Publication year - 2015
Publication title -
journal of the european academy of dermatology and venereology
Language(s) - English
Resource type - Journals
SCImago Journal Rank - 1.655
H-Index - 107
eISSN - 1468-3083
pISSN - 0926-9959
DOI - 10.1111/jdv.12684
Subject(s) - medicine , mycosis fungoides , dermatology , cutaneous t cell lymphoma , lymphoma , gastroenterology
Background Cutaneous T‐cell lymphoma ( CTCL ) is a potentially life‐limiting malignant disease. Treatment strategies in CTCL aim at disease control and remission with the lowest possible side‐effects. Objective Recent reports suggest that the new vitamin A derivative alitretinoin might be a well‐tolerated treatment option. Methods We analysed the files of 11 CTCL patients with mycosis fungoides ( n  =   10) or Sézary syndrome ( n  =   1), who were treated with oral alitretinoin alone or in combination with standard treatment based on individual off‐label treatment decisions.
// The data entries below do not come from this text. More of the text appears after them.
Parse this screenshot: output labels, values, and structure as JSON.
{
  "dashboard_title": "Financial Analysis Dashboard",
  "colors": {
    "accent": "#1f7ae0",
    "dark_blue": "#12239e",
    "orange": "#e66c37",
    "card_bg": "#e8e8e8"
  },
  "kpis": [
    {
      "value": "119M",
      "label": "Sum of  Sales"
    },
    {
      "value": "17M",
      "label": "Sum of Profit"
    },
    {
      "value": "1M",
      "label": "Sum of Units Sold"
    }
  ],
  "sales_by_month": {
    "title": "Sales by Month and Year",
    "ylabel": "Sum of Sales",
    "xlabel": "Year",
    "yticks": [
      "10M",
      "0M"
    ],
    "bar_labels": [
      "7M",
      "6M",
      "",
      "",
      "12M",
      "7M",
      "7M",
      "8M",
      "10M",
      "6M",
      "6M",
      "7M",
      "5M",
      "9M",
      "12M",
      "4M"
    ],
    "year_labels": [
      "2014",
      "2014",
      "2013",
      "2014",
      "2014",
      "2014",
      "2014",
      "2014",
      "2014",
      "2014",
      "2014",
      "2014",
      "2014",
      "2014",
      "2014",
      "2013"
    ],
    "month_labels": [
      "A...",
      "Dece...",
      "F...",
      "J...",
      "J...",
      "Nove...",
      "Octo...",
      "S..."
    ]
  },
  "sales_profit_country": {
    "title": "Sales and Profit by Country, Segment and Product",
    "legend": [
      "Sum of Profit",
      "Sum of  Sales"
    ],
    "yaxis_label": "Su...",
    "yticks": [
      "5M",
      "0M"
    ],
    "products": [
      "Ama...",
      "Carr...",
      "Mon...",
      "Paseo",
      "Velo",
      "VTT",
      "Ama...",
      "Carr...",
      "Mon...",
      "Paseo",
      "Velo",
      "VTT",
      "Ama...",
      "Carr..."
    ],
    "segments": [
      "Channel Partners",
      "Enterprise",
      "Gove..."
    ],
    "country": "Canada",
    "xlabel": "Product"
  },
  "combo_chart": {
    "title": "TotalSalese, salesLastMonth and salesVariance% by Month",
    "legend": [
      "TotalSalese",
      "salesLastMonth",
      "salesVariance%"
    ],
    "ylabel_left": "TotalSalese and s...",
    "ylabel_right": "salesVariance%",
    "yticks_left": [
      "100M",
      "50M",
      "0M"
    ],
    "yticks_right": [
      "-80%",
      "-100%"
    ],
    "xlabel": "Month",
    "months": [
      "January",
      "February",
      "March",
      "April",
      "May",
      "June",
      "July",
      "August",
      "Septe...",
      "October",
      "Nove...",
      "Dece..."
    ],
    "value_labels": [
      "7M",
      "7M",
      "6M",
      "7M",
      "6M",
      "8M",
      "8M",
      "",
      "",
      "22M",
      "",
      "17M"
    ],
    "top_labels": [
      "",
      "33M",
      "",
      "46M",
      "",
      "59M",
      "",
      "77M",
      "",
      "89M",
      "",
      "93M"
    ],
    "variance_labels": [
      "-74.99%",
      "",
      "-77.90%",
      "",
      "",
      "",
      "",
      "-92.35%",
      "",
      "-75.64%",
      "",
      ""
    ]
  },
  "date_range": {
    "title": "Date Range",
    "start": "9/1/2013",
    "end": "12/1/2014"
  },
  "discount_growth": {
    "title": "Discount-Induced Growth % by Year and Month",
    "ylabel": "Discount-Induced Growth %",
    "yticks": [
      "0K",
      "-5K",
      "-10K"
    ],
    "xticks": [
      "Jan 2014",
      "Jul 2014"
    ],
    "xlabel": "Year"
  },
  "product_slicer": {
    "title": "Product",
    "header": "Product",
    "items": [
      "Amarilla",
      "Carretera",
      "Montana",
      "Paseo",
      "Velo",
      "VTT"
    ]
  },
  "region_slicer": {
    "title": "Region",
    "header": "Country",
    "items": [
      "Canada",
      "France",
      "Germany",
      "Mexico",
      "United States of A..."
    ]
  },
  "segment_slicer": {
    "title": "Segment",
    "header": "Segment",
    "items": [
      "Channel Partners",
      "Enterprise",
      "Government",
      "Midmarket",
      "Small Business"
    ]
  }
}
Patients had been monitored every 4–8 weeks with skin examination and laboratory analyses. Results Ten of 11 patients (90.9%) showed a marked improvement of their CTCL skin lesions and no progress of the disease during treatment with alitretinoin, one patient showed no response to the treatment (9.1%). Four of the responding patients (40.0%) had a complete response and 6 (60.0%) had a partial response. Average time to response was 2.5 months. Duration of treatment varied depending on whether patients had reached complete or partial remission. In general, alitretinoin was well tolerated. One of 11 patients developed high non‐fasting average serum cholesterol (>300 mg/dL) and 1/11 a mean non‐fasting triglyceride value >500 mg/dL. In 3/11 patients, thyroid‐stimulating hormone declined without clinical symptoms during treatment, with one of the patients also showing a decreased thyroxin level. Conclusion In our group of CTCL patients we noticed a low rate of side‐effects and an overall good clinical response to treatment with alitretinoin. Further studies are required to substantiate this early clinical observation.